Why do consumers need the information on environmental hazards such as lead?

The connection between the condition of a home and the health of a resident has become increasingly clear in the past 20 years. Mold and pests are linked to asthma. Radon is the leading cause of lung cancer in non-smokers. More than 500,000 children have elevated levels of lead in their blood. And carbon monoxide from damaged fuel-burning equipment kills thousands each year. In 2009, the U.S. Surgeon General issued a call to action to promote healthy homes.

Some of these hazards should be identified by a top-notch home inspector. They can inspect a roof for a leak or identify an ungrounded electrical outlet. But environmental hazards such as radon, lead pipes, lead hazards in dust or soil, and carbon monoxide are invisible. Do-it-yourself kits can be useful, but certified professionals provide more rigorous assessments.
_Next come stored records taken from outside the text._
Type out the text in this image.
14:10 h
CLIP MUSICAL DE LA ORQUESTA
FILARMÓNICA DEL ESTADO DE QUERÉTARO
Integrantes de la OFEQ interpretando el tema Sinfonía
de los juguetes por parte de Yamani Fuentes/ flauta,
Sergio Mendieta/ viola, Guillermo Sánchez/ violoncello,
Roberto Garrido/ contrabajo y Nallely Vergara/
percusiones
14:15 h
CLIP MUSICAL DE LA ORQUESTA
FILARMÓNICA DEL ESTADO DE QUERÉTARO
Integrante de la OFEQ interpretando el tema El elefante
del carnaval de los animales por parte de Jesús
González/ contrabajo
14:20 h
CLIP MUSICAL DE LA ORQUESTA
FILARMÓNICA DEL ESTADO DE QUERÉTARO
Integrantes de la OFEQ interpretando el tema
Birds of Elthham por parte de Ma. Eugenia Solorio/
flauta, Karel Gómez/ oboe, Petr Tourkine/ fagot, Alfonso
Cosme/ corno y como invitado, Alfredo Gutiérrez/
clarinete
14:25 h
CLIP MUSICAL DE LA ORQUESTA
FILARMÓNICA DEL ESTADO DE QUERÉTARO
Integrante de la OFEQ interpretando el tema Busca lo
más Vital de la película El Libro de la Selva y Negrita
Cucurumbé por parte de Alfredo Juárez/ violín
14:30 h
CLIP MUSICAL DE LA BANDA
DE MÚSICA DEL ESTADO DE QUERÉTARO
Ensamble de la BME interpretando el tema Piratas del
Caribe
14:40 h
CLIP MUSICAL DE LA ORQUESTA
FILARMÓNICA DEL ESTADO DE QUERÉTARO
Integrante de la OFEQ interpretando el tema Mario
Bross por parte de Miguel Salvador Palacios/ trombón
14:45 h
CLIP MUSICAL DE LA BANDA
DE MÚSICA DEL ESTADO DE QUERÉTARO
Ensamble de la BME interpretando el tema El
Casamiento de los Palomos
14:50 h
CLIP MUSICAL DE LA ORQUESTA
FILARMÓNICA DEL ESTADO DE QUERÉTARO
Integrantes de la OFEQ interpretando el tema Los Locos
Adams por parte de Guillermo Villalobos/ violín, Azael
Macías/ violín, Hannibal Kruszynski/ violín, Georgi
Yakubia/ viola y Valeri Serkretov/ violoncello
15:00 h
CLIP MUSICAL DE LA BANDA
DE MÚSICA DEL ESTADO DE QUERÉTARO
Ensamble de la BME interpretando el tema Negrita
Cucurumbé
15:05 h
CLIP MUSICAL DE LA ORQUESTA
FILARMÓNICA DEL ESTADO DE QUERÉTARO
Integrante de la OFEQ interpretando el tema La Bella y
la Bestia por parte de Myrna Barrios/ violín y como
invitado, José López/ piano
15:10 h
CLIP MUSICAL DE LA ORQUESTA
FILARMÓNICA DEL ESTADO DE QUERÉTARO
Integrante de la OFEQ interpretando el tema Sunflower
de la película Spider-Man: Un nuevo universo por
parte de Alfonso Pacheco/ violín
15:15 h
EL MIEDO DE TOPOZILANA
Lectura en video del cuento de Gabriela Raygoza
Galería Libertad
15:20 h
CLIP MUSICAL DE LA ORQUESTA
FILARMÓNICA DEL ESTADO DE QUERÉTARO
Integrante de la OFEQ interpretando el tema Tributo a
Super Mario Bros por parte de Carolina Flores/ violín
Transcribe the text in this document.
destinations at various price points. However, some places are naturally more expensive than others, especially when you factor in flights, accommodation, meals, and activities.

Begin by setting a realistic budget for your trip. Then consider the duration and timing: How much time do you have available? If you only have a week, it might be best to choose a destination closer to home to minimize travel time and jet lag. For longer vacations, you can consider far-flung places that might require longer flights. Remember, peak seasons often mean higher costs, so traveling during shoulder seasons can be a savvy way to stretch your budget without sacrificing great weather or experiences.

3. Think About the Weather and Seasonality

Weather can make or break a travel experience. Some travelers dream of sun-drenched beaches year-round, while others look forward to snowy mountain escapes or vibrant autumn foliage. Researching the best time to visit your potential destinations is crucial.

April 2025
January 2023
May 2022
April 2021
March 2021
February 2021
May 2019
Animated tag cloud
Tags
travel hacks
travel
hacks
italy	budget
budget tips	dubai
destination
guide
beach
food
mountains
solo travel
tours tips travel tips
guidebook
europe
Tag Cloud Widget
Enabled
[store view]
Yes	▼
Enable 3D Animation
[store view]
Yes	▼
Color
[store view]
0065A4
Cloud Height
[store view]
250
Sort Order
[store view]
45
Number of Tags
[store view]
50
A potential buyer or renter who is informed of the presence of the hazards early in the process can make a decision whether the risk needs to be investigated, tested, and mitigated. Just as buyer will demand that a leaky roof be repaired, a buyer may insist that radon hazards to mitigated, lead hazards controlled, or lead service lines be replaced. The costs often range from $1000 to $5000 and can be built into the mortgage. A smart seller or landlord will anticipate the problems and fix them before putting the property on the market.

Even when a buyer or renter chooses not to investigate or mitigate the environmental hazards, they will still be aware of them and have the option to deal with them in the future.

Information technology has fundamentally changed the residential real estate market since Congress directed EPA and HUD to mandate lead hazard disclosure in 1992. Today, the market is more transparent. Therefore, Congress needs to update the law. And private sector firms that have driven that change have the opportunity to expand transparency by including environmental hazard information critical to families in making a decision about a healthy home.